Benjamin was referring to Eric Holder’s full-throated response to George Zimmerman’s acquittal, in which the Attorney General has called for a thorough review of Stand Your Ground laws and a potential civil rights investigation into the shooting of Trayvon Martin. Benjamin contrasted this forceful reaction to Obama’s “professorial” remarks, in which he “refuse[d] to say anything insightful or profound about the acquittal,” and asked if Holder were functioning as Obama’s spokesman on the issue of race, addressing the topic with a vehemence that Obama’s title precludes.
The article elicited a wave of criticism, over Benjamin’s argument, his word choice, and the lack of diversity in online media in general. On Saturday morning, he responded, reminding readers of his respect for the president—”my autographed copy of Dreams from My Father: A Story of Race and Inheritance is one of my most cherished possessions,” he wrote—but defending his portrayal of Holder as Obama’s more pugnacious, outspoken double.

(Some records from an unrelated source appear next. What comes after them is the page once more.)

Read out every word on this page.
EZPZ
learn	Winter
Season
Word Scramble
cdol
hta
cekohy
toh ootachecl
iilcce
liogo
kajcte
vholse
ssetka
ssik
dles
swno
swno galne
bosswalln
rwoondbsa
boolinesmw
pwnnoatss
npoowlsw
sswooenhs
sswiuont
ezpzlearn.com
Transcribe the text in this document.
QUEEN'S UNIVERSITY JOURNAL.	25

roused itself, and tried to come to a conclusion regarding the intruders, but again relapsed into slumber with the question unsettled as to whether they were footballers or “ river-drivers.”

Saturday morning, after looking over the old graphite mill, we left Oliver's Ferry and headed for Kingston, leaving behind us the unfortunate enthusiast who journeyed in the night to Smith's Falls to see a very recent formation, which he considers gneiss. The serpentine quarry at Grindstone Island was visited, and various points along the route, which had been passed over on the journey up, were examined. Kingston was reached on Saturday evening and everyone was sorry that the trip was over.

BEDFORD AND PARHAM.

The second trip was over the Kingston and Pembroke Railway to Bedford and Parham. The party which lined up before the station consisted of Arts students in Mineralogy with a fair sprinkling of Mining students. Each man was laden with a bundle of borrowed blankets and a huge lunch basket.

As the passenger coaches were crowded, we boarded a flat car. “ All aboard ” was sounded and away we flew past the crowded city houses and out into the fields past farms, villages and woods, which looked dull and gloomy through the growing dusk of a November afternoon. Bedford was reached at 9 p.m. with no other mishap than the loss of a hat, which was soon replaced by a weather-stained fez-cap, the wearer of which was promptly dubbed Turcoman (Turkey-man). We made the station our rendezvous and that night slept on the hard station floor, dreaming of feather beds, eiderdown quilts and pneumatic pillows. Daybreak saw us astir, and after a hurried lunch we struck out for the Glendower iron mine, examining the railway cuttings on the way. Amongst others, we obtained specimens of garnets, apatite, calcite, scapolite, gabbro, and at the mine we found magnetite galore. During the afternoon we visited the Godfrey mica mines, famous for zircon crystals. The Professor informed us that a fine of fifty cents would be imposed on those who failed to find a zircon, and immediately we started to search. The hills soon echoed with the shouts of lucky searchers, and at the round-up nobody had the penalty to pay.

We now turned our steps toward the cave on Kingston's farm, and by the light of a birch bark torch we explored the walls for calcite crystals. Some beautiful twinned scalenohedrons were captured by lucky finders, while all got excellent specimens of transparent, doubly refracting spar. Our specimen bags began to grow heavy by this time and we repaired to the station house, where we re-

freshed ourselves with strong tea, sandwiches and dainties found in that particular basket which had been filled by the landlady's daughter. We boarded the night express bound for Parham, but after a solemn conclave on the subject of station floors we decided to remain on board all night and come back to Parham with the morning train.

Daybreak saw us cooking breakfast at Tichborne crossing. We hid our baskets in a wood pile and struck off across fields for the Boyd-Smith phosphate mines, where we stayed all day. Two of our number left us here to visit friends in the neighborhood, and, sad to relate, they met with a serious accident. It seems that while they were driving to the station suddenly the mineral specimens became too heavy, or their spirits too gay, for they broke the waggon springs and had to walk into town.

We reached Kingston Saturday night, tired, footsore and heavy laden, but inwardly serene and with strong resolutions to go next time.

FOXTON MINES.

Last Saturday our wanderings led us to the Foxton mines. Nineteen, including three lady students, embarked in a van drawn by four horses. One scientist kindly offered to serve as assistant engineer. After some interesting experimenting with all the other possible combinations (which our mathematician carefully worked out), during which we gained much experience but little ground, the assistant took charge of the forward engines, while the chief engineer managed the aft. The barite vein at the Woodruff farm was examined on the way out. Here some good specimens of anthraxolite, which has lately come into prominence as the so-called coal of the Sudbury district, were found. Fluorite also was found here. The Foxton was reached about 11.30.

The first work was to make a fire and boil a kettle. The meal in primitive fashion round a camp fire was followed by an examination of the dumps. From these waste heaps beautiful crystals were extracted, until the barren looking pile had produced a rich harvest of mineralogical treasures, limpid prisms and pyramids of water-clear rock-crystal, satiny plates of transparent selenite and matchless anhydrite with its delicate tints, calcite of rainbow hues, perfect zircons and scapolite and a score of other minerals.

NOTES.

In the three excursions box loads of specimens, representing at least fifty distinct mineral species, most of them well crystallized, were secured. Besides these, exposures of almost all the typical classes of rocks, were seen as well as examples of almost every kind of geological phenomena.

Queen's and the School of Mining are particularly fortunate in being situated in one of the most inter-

My Salon article asks to what extent the president covers his race-based thoughts, and whether Mr. Holder is a surrogate, or an active proponent, of the president’s potentially more controversial, but productive, viewpoints. Does Mr. Holder provide the president “cover” for the president to express his opinions on this volatile topic, but in softer terms? Eric Holder has been much more vocal and active on issues of race during this administration; I do not “blame” anyone for this, but I do point it out.
Benjamin also reaffirmed his use of the word “nigger”:
To speak of a person’s “inner child” is not to call that person a child. To speak of a person’s “inner diva” is not to call that person a diva. To speak of a person’s “inner nigger” is not to call that person a nigger. It is merely to wonder what aspect of that person’s outlook that person strategically covers.
[…] I am not the first to use this term in public discussion, nor will I be the last. The term is in wide circulation in the streets, in private homes, in popular culture, in black-generated rap music, and in thoughtful scholarship, most notably in Harvard Law Professor Randall Kennedy’s exceptional tome, “Nigger: The Strange Career of a Troublesome Word.” My use of the word isn’t haphazard or gratuitous. Language is central to race. Language has been central to Martin’s tragic death and to Zimmerman’s acquittal. Language is central to our implicit and explicit racial biases. As a writer, evaluating speeches, by two capable and eloquent public servants, I use the word “nigger” with deep understanding of its long, complicated existence.